Destitution, démission, et si, et si… Au PS aussi, on planche sur l’idée d’un départ anticipé d’Emmanuel Macron. Ils y croient, parce qu’ils l’espèrent, ainsi va l’adage socialiste. "Il ne faut pas écarter l’idée de son départ précipité. Comment il peut aussi tenir trois ans", pose Patrick Kanner, le patron des sénateurs à la rose, qui considère que le processus de destitution lancé par les insoumis n’ajoute que du chaos à la crise. Mardi 3 septembre au soir, lors du bureau national, sorte de petit théâtre de boulevard socialiste où l’on clame ses désaccords, il a été décidé que les socialistes ne participeraient pas à un gouvernement qui ne serait pas celui du Nouveau Front populaire. "Le temps présent, c’est l’Assemblée nationale, justifie un parlementaire PS. Si on entre au gouvernement, on ne peut pas préparer demain. C’est une autoroute pour Jean-Luc Mélenchon et Marine Le Pen". Demain ? "On veut être prêt dans tous les schémas", renchérit-il. Quelques heures plus tôt ce même mardi, lors de la réunion de groupe, les députés socialistes se trituraient les méninges à comprendre le pourquoi du comment Emmanuel Macron envisageait de nommer Bernard Cazeneuve.

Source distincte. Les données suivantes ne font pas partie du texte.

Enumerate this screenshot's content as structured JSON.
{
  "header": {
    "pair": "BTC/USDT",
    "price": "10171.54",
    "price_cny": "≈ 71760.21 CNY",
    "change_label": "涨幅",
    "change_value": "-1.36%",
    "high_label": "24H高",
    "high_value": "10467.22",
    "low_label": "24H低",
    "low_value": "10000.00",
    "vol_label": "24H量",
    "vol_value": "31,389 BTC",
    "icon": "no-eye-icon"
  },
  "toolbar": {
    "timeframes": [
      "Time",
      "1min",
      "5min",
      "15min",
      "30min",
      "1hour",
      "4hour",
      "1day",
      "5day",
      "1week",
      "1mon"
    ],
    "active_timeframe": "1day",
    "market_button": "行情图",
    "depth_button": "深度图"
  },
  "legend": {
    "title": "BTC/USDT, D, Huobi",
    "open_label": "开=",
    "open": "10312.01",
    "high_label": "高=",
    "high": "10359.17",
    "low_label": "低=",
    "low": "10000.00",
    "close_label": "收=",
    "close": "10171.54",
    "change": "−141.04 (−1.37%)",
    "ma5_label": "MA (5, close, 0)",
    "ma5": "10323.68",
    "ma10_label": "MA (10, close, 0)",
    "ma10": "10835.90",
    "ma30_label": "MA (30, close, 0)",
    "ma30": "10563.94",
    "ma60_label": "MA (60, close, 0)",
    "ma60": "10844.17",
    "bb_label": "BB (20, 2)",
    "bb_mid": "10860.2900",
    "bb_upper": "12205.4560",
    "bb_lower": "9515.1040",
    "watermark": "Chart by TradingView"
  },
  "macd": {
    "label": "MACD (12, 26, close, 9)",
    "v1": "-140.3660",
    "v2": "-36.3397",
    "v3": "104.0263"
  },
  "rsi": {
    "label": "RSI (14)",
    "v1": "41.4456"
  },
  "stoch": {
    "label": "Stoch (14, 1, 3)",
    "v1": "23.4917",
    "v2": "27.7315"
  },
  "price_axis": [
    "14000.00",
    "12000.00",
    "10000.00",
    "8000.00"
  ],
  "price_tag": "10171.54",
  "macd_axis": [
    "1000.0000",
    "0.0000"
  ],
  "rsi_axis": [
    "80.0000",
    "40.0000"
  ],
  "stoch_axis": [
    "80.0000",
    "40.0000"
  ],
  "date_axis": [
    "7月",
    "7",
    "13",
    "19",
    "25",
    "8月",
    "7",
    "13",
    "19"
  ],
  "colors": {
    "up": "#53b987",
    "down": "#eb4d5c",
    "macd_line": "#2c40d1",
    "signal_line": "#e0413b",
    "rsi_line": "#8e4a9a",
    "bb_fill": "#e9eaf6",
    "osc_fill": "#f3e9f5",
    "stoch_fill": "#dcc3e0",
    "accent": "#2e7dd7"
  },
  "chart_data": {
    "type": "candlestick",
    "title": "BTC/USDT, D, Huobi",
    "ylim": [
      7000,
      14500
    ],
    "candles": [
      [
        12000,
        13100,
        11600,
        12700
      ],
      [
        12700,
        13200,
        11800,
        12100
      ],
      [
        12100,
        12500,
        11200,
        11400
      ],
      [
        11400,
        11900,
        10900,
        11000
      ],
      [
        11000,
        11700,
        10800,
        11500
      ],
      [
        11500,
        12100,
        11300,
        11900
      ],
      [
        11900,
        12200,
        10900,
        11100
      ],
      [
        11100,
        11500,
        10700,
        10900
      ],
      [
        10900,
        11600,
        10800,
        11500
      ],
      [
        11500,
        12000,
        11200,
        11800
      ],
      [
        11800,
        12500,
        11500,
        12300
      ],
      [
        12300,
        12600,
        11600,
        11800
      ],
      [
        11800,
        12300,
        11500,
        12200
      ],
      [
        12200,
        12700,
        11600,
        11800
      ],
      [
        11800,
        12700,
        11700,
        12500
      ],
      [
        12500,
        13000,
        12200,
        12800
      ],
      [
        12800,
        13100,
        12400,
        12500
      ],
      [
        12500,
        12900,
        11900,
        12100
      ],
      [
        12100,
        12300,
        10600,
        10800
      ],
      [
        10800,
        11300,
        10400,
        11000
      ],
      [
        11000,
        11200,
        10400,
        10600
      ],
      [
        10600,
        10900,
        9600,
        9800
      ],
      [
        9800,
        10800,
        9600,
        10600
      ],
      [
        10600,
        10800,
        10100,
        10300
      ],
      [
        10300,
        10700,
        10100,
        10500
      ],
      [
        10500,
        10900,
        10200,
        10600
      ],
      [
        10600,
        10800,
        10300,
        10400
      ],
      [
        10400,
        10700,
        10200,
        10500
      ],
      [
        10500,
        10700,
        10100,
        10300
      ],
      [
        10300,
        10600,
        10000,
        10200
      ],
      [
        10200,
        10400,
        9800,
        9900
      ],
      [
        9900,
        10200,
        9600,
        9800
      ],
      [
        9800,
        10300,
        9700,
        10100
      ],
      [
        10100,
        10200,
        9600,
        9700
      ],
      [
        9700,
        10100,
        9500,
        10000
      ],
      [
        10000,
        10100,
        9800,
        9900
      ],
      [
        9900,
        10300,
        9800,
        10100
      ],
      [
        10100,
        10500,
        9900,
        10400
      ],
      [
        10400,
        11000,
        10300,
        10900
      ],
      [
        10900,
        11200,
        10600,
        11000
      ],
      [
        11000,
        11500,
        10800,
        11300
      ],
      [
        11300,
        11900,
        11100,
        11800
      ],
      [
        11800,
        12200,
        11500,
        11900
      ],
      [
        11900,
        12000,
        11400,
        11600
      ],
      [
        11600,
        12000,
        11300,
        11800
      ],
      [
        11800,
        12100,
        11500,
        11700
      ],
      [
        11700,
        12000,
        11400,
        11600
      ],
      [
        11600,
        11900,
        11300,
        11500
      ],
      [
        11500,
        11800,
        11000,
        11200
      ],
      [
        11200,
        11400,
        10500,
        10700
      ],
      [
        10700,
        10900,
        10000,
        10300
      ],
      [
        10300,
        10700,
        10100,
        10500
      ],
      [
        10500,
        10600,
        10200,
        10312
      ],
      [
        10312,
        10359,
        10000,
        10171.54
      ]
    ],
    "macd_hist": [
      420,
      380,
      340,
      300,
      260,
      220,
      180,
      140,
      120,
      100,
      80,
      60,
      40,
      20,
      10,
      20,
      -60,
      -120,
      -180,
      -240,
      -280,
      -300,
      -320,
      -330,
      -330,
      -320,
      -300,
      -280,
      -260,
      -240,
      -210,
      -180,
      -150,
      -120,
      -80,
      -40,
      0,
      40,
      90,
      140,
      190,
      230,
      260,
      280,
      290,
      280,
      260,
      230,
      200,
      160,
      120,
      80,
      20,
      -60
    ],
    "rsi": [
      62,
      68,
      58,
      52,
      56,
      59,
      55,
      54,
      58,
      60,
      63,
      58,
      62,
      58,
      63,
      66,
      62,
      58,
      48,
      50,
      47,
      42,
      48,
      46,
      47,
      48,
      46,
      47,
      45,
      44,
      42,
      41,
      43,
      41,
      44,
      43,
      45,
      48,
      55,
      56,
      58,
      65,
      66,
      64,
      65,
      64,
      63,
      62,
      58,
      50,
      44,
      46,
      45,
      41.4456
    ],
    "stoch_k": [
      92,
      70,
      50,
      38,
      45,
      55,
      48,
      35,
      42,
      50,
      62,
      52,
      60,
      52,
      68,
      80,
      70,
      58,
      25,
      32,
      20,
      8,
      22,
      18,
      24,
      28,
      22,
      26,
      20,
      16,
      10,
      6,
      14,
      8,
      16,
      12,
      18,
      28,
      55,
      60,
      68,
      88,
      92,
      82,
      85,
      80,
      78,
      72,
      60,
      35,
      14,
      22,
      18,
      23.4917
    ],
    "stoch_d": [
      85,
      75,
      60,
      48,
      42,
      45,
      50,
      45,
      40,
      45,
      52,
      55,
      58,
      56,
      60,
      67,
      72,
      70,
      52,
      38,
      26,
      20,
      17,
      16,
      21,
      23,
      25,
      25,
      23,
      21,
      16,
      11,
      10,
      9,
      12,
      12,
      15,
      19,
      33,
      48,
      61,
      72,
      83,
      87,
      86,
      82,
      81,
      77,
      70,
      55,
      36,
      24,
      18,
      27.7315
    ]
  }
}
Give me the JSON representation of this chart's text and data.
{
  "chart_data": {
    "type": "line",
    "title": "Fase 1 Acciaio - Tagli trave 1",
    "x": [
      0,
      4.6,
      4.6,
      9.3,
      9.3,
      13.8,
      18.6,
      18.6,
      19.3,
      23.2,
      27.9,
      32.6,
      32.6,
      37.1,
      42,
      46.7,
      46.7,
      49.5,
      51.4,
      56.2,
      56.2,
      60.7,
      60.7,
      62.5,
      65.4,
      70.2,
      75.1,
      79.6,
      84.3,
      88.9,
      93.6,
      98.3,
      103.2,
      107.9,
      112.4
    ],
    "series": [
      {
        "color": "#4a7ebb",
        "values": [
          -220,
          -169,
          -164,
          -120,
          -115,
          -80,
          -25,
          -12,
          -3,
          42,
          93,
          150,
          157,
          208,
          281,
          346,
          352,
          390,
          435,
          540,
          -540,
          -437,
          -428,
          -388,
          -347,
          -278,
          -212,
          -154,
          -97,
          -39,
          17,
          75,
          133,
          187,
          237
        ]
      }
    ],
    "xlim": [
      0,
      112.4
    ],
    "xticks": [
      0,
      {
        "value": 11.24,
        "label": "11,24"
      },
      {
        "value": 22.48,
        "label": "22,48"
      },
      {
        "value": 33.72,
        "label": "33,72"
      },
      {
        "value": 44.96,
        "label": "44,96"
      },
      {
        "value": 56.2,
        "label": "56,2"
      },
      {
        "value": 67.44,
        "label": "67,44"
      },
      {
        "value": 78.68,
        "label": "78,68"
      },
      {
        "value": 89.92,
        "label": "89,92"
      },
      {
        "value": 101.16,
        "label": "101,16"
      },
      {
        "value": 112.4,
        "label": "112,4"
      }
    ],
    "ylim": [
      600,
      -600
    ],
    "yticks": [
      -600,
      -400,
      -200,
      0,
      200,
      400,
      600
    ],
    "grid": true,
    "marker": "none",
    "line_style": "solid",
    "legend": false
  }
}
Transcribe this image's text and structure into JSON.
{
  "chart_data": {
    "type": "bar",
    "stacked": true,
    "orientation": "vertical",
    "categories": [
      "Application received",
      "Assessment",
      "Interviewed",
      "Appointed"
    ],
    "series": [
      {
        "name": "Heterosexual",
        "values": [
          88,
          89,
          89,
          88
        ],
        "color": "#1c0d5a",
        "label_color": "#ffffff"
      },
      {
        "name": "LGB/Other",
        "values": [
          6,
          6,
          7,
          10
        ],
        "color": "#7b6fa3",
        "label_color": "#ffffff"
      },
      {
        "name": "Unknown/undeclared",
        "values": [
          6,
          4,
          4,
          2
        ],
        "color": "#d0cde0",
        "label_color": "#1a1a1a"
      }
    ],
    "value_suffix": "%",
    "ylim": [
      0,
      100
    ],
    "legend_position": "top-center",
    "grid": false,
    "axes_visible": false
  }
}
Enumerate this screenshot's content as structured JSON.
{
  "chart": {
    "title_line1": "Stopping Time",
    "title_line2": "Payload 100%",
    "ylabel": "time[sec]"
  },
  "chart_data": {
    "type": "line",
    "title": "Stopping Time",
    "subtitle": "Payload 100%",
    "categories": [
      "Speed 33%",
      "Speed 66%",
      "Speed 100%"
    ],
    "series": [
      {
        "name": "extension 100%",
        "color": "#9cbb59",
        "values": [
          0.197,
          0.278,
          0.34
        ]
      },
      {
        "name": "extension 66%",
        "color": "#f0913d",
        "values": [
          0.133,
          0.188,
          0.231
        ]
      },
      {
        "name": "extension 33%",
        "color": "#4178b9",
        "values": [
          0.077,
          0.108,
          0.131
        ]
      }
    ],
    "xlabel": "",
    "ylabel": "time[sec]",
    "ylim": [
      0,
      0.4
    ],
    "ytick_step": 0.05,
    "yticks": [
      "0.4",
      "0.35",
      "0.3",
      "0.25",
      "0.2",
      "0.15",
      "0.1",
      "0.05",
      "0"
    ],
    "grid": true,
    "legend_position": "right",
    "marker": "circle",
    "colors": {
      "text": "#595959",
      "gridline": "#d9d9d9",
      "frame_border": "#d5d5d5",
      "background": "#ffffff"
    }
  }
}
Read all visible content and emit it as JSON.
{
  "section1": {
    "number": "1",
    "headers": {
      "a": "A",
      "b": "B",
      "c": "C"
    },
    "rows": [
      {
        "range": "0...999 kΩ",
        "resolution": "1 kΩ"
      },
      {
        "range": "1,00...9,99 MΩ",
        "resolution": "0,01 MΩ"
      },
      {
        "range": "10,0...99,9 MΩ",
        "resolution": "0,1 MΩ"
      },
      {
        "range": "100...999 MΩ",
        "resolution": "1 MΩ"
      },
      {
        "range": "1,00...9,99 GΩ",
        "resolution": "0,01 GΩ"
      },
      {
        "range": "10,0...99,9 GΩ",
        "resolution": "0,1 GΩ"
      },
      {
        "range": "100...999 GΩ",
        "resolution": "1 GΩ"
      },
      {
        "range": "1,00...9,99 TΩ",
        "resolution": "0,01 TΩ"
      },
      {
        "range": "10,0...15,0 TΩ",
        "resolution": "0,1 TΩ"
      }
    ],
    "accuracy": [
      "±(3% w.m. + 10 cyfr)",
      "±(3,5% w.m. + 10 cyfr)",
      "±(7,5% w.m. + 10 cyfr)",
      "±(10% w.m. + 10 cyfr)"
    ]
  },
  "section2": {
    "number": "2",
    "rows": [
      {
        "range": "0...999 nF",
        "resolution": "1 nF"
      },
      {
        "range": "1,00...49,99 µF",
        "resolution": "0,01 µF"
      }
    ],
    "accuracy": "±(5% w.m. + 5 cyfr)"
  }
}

Le risque planait de diviser le NFP, de "boucher le chemin de la gauche unie pour 2027", comme le dit un député.
Le clan Faure craignait qu’un Cazeneuve à Matignon, ce soit l’assurance de l’avoir comme candidat à l’élection présidentielle. Or, le premier secrétaire veut être candidat en 2027 et même avant. "Si Macron part demain, il n’y aura pas d’union de la gauche, pas de primaires… Il faudra donc un candidat du PS", lui a dit un de ses amis au moment de la dissolution. Des plans sur la comète que les amis d’Olivier Faure narrent parfois à François Hollande, convaincus que les jours du chef de l’Etat sont comptés et qu’il fera tout pour empêcher la vieille maison rose de se remettre d’aplomb. Et l’ancien président de leur répliquer : "Arrêtez de croire que Macron ne pense qu’à vous torturer, il ne cherche qu’à durer jusqu’en 2027."
Emmanuel Macron n’a nulle intention de démissionner, Jean-Luc Mélenchon comme Edouard Philippe en sont parfaitement conscients. Le premier guette même les nominations au conseil constitutionnel du premier trimestre 2025, redoutant un coup de Trafalgar alors que le président ne peut pas se présenter à un troisième mandat consécutif. Ce n’est pas un coup de blues qu’ils espèrent ou anticipent, mais un blocage institutionnel complet. Les deux hommes ne sont pas seuls dans cette communauté d’intérêts. Pour Marine Le Pen et Gabriel Attal aussi 2027, c’est loin. Le second ne veut pas se laisser dépasser par le Havrais, il veut aller vite, lorgne sur le parti Renaissance. Les partis, machines à campagne. Quant à Le Pen, elle ne sait pas vraiment ce qu’il adviendra de son jeune champion Jordan Bardella. On jure de sa fidélité mais sa popularité décolle, quitte à prendre le large ? Il y a toujours un avenir pour ceux qui pensent à l’avenir, disait François Mitterrand.